Reynolds Center Trainers
Trainers for Donald W. Reynolds National Center for Business Journalism business journalism workshops and online seminars in 2006 include:

James K. Gentry
Professor and Former Dean at the William Allen White School of Journalism and Mass Communications at the University of Kansas, Gentry has presented workshops to hundreds of business reporters. The first executive director of the Society of American Business Editors and Writers, he is a senior fellow at the Media Center at the American Press Institute.
Curt Hazlett
Hazlett has had a long background in business journalism. He was a financial reporter in the Chicago bureau of Reuters, a business editor at The Chicago Sun-Times, the financial copy desk chief of The Washington Post and the business editor of The Portland (Maine) Press Herald before becoming that paper's managing editor. He is now a seminar associate for the American Press Institute and a freelance business writer.
Michelle Leder
Freelance Financial Journalist whose first book, "Financial Fine Print: Uncovering a Company's True Value," teaches investors how to spot and avoid various accounting tricks, also edits a daily blog at www.footnoted.org,, a site she created to reveal the things companies try to hide in their routine SEC filings. Her articles have appeared in The New York Times, Slate, BusinessWeek, Inc magazine and the AARP. Previously, she was the personal finance columnist for Lifetime TV.com's Money and Career pages. In the decade she spent as a daily business reporter and editor, she won several awards, including the Best in Business award by the Society of Business Editors and Writers.

Chris Roush
Assistant Professor at the University of North Carolina at Chapel Hill and Director of the Carolina Business News Initiative, where he teaches newswriting, business reporting and economics reporting. Roush has also taught at the University of Richmond and Washington and Lee University.

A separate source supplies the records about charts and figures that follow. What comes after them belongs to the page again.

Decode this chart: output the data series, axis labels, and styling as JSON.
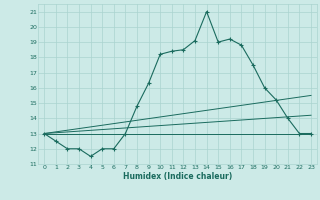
{
  "title": "",
  "xlabel": "Humidex (Indice chaleur)",
  "bg_color": "#cceae7",
  "grid_color": "#aad4d0",
  "line_color": "#1a6b5e",
  "xlim": [
    -0.5,
    23.5
  ],
  "ylim": [
    11,
    21.5
  ],
  "yticks": [
    11,
    12,
    13,
    14,
    15,
    16,
    17,
    18,
    19,
    20,
    21
  ],
  "xticks": [
    0,
    1,
    2,
    3,
    4,
    5,
    6,
    7,
    8,
    9,
    10,
    11,
    12,
    13,
    14,
    15,
    16,
    17,
    18,
    19,
    20,
    21,
    22,
    23
  ],
  "line1_x": [
    0,
    1,
    2,
    3,
    4,
    5,
    6,
    7,
    8,
    9,
    10,
    11,
    12,
    13,
    14,
    15,
    16,
    17,
    18,
    19,
    20,
    21,
    22,
    23
  ],
  "line1_y": [
    13.0,
    12.5,
    12.0,
    12.0,
    11.5,
    12.0,
    12.0,
    13.0,
    14.8,
    16.3,
    18.2,
    18.4,
    18.5,
    19.1,
    21.0,
    19.0,
    19.2,
    18.8,
    17.5,
    16.0,
    15.2,
    14.0,
    13.0,
    13.0
  ],
  "line2_x": [
    0,
    23
  ],
  "line2_y": [
    13.0,
    13.0
  ],
  "line3_x": [
    0,
    23
  ],
  "line3_y": [
    13.0,
    15.5
  ],
  "line4_x": [
    0,
    23
  ],
  "line4_y": [
    13.0,
    14.2
  ]
}
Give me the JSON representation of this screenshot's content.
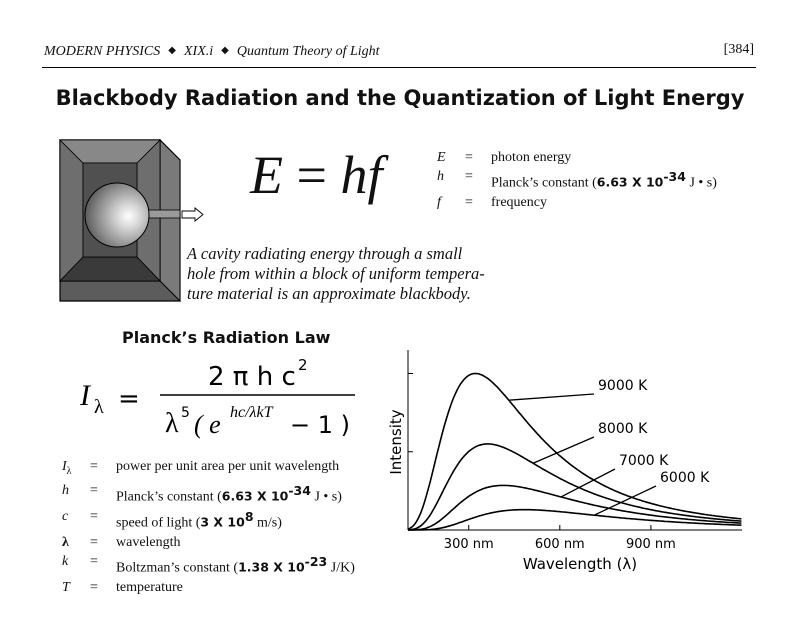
{
  "header": {
    "course": "MODERN PHYSICS",
    "section": "XIX.i",
    "topic": "Quantum Theory of Light",
    "page": "[384]"
  },
  "title": "Blackbody Radiation and the Quantization of Light Energy",
  "equation": {
    "E": "E",
    "eq": "=",
    "hf": "hf"
  },
  "energy_definitions": [
    {
      "symbol": "E",
      "eq": "=",
      "text": "photon energy"
    },
    {
      "symbol": "h",
      "eq": "=",
      "text_pre": "Planck’s constant (",
      "value": "6.63 X 10",
      "exp": "-34",
      "unit": " J • s)"
    },
    {
      "symbol": "f",
      "eq": "=",
      "text": "frequency"
    }
  ],
  "caption_lines": [
    "A cavity radiating energy through a small",
    "hole from within a block of uniform tempera-",
    "ture material is an approximate blackbody."
  ],
  "planck": {
    "title": "Planck’s Radiation Law",
    "lhs": "I",
    "lhs_sub": "λ",
    "eq": "=",
    "num": "2 π h c",
    "num_exp": "2",
    "den_lambda": "λ",
    "den_exp5": "5",
    "den_open": "( e",
    "den_exp": "hc/λkT",
    "den_close": "− 1 )"
  },
  "planck_definitions": [
    {
      "symbol": "I",
      "sub": "λ",
      "eq": "=",
      "text": "power per unit area per unit wavelength"
    },
    {
      "symbol": "h",
      "eq": "=",
      "text_pre": "Planck’s constant (",
      "value": "6.63 X 10",
      "exp": "-34",
      "unit": " J • s)"
    },
    {
      "symbol": "c",
      "eq": "=",
      "text_pre": "speed of light (",
      "value": "3 X 10",
      "exp": "8",
      "unit": " m/s)"
    },
    {
      "symbol": "λ",
      "eq": "=",
      "text": "wavelength"
    },
    {
      "symbol": "k",
      "eq": "=",
      "text_pre": "Boltzman’s constant (",
      "value": "1.38 X 10",
      "exp": "-23",
      "unit": " J/K)"
    },
    {
      "symbol": "T",
      "eq": "=",
      "text": "temperature"
    }
  ],
  "chart_data": {
    "type": "line",
    "xlabel": "Wavelength (λ)",
    "ylabel": "Intensity",
    "xlim": [
      100,
      1200
    ],
    "ylim": [
      0,
      1.15
    ],
    "x_ticks": [
      300,
      600,
      900
    ],
    "x_tick_labels": [
      "300 nm",
      "600 nm",
      "900 nm"
    ],
    "grid": false,
    "series": [
      {
        "name": "9000 K",
        "temperature": 9000,
        "peak_x": 322,
        "peak_y": 1.0
      },
      {
        "name": "8000 K",
        "temperature": 8000,
        "peak_x": 362,
        "peak_y": 0.55
      },
      {
        "name": "7000 K",
        "temperature": 7000,
        "peak_x": 414,
        "peak_y": 0.285
      },
      {
        "name": "6000 K",
        "temperature": 6000,
        "peak_x": 483,
        "peak_y": 0.13
      }
    ]
  }
}
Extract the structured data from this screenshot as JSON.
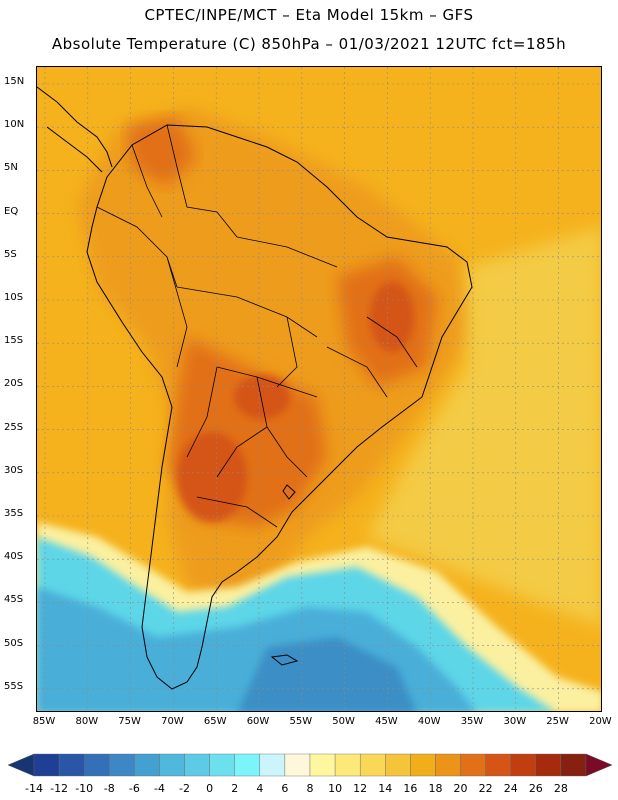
{
  "header": {
    "line1": "CPTEC/INPE/MCT –  Eta Model 15km – GFS",
    "line2": "Absolute Temperature (C) 850hPa – 01/03/2021 12UTC fct=185h"
  },
  "map": {
    "lat_labels": [
      "15N",
      "10N",
      "5N",
      "EQ",
      "5S",
      "10S",
      "15S",
      "20S",
      "25S",
      "30S",
      "35S",
      "40S",
      "45S",
      "50S",
      "55S"
    ],
    "lon_labels": [
      "85W",
      "80W",
      "75W",
      "70W",
      "65W",
      "60W",
      "55W",
      "50W",
      "45W",
      "40W",
      "35W",
      "30W",
      "25W",
      "20W"
    ],
    "colors": {
      "warm_base": "#F5B21D",
      "land_warm": "#EE9C1A",
      "hot": "#E27018",
      "very_hot": "#D45515",
      "mild": "#F4CB44",
      "cool_yellow": "#FBF0A0",
      "cyan": "#5DD6E8",
      "blue": "#4AAFD9",
      "deep_blue": "#3B8FC6",
      "border": "#000000"
    }
  },
  "colorbar": {
    "labels": [
      "-14",
      "-12",
      "-10",
      "-8",
      "-6",
      "-4",
      "-2",
      "0",
      "2",
      "4",
      "6",
      "8",
      "10",
      "12",
      "14",
      "16",
      "18",
      "20",
      "22",
      "24",
      "26",
      "28"
    ],
    "colors": [
      "#1F3F94",
      "#2A56A8",
      "#3470B8",
      "#3C87C4",
      "#44A0D0",
      "#4FB8DC",
      "#5DCBE6",
      "#6DE0EE",
      "#7BF5FA",
      "#CBF5FB",
      "#FFF7DA",
      "#FFF7A0",
      "#FCE97A",
      "#F9D757",
      "#F4C43B",
      "#F0AE1B",
      "#EC931A",
      "#E27018",
      "#D45515",
      "#C13E12",
      "#A52B0F",
      "#862010"
    ],
    "low_cap": "#173570",
    "high_cap": "#7A0A25"
  }
}
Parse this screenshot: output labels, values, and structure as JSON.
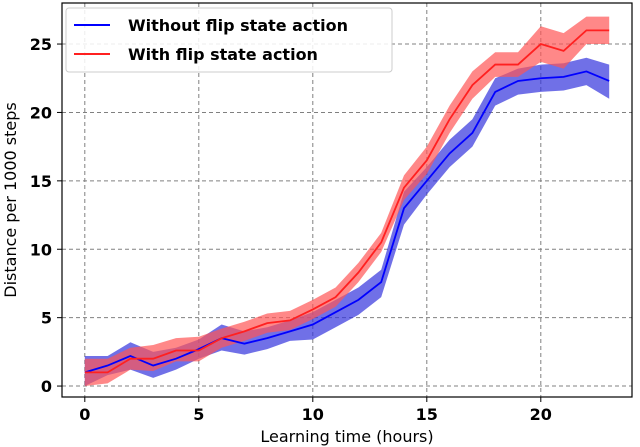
{
  "chart_data": {
    "type": "line",
    "title": "",
    "xlabel": "Learning time (hours)",
    "ylabel": "Distance per 1000 steps",
    "xlim": [
      -1,
      24
    ],
    "ylim": [
      -0.8,
      28
    ],
    "x_ticks": [
      0,
      5,
      10,
      15,
      20
    ],
    "y_ticks": [
      0,
      5,
      10,
      15,
      20,
      25
    ],
    "grid": true,
    "grid_style": "dashed",
    "legend_position": "top-left",
    "x": [
      0,
      1,
      2,
      3,
      4,
      5,
      6,
      7,
      8,
      9,
      10,
      11,
      12,
      13,
      14,
      15,
      16,
      17,
      18,
      19,
      20,
      21,
      22,
      23
    ],
    "series": [
      {
        "name": "Without flip state action",
        "color": "#0000ff",
        "band_color": "#3333dd",
        "values": [
          1.0,
          1.5,
          2.2,
          1.5,
          2.0,
          2.7,
          3.5,
          3.1,
          3.5,
          4.0,
          4.5,
          5.4,
          6.3,
          7.6,
          13.0,
          15.0,
          17.0,
          18.5,
          21.5,
          22.3,
          22.5,
          22.6,
          23.0,
          22.3
        ],
        "upper": [
          2.2,
          2.2,
          3.2,
          2.5,
          2.8,
          3.4,
          4.5,
          4.0,
          4.3,
          4.8,
          5.4,
          6.3,
          7.2,
          8.5,
          14.2,
          16.0,
          18.0,
          19.5,
          22.5,
          23.2,
          23.5,
          23.6,
          24.0,
          23.5
        ],
        "lower": [
          0.0,
          0.8,
          1.2,
          0.6,
          1.2,
          2.0,
          2.6,
          2.3,
          2.7,
          3.3,
          3.4,
          4.3,
          5.2,
          6.5,
          11.8,
          14.0,
          16.0,
          17.5,
          20.5,
          21.3,
          21.5,
          21.6,
          22.0,
          21.0
        ]
      },
      {
        "name": "With flip state action",
        "color": "#ff2020",
        "band_color": "#ff5555",
        "values": [
          1.0,
          1.0,
          2.0,
          2.0,
          2.6,
          2.6,
          3.5,
          4.0,
          4.6,
          4.8,
          5.6,
          6.5,
          8.3,
          10.5,
          14.5,
          16.5,
          19.5,
          22.0,
          23.5,
          23.5,
          25.0,
          24.5,
          26.0,
          26.0
        ],
        "upper": [
          2.0,
          2.0,
          2.8,
          3.0,
          3.5,
          3.6,
          4.2,
          4.7,
          5.3,
          5.5,
          6.3,
          7.2,
          9.0,
          11.2,
          15.4,
          17.5,
          20.5,
          23.0,
          24.4,
          24.4,
          26.3,
          25.8,
          27.0,
          27.0
        ],
        "lower": [
          0.0,
          0.2,
          1.2,
          1.1,
          1.8,
          1.8,
          2.8,
          3.3,
          3.9,
          4.1,
          4.9,
          5.8,
          7.6,
          9.8,
          13.6,
          15.5,
          18.5,
          21.0,
          22.6,
          22.6,
          23.7,
          23.2,
          25.0,
          25.0
        ]
      }
    ]
  }
}
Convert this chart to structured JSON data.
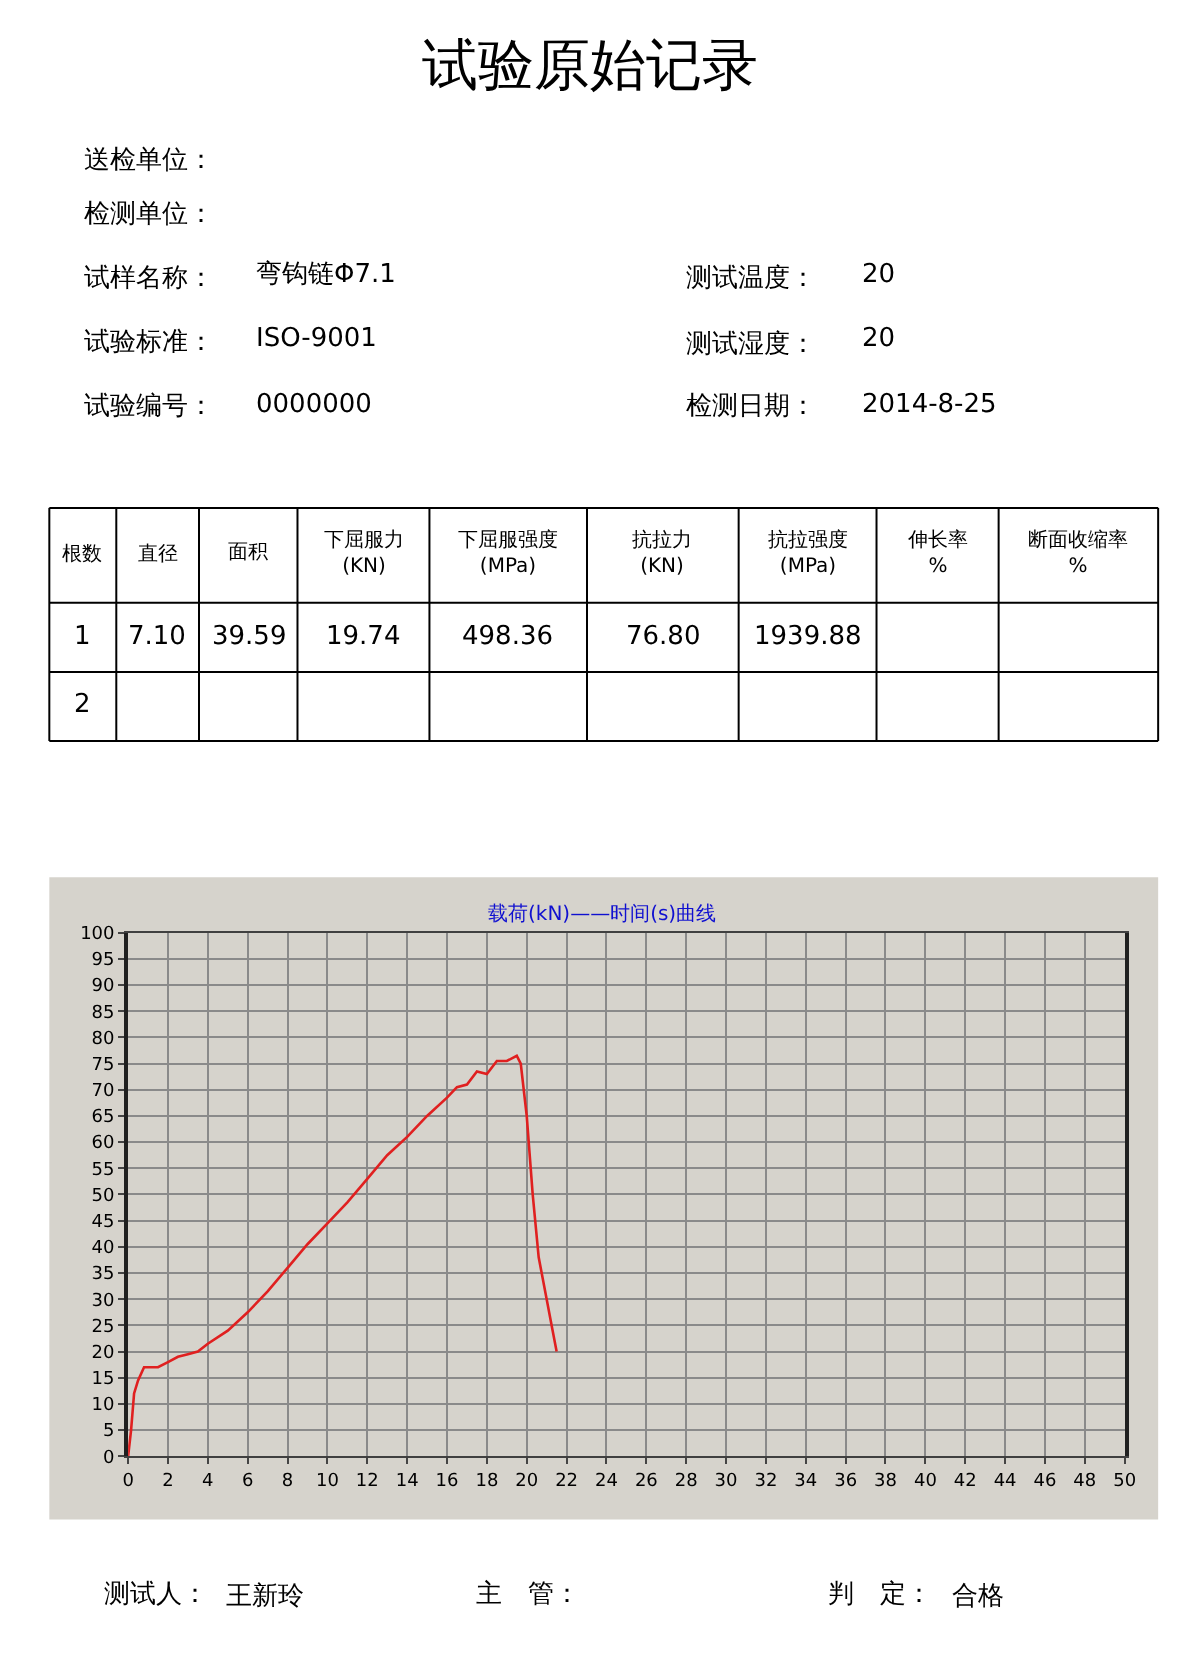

Previously, he worked as a business reporter for BusinessWeek, Bloomberg News, The Sarasota Herald-Tribune, The Atlanta Journal-Constitution and The Tampa Tribune, where he was nominated for a Pulitzer Prize for his coverage of the insurance industry in Hurricane Andrew’s aftermath. He was editor-in-chief of a company that published financial magazines, and has written two books, including the textbook, "Show Me the Money: Writing Business and Economics Stories for Mass Communication" (Lawrence Erlbaum Associates, 2004).
Jodi Schneider
Economics Editor at Congressional Quarterly working on its economics and finance coverage, she was previously an assistant managing editor at U.S. News & World Report. A past president of the Society of American Business Editors and Writers, she was local business editor at The Washington Post and business editor at The Orlando Sentinel.
Dick Weiss
A journalist with 33 years in the business as both a reporter and editor. Until last year, he was a metro editor and writing coach at the St. Louis Post-Dispatch, where he specialized in narrative stories and profiles. Now he works fulltime at WeissWrite.com, a company that he started in 2003. WeissWrite offers training programs, coaching and editing services to journalists, students and business people.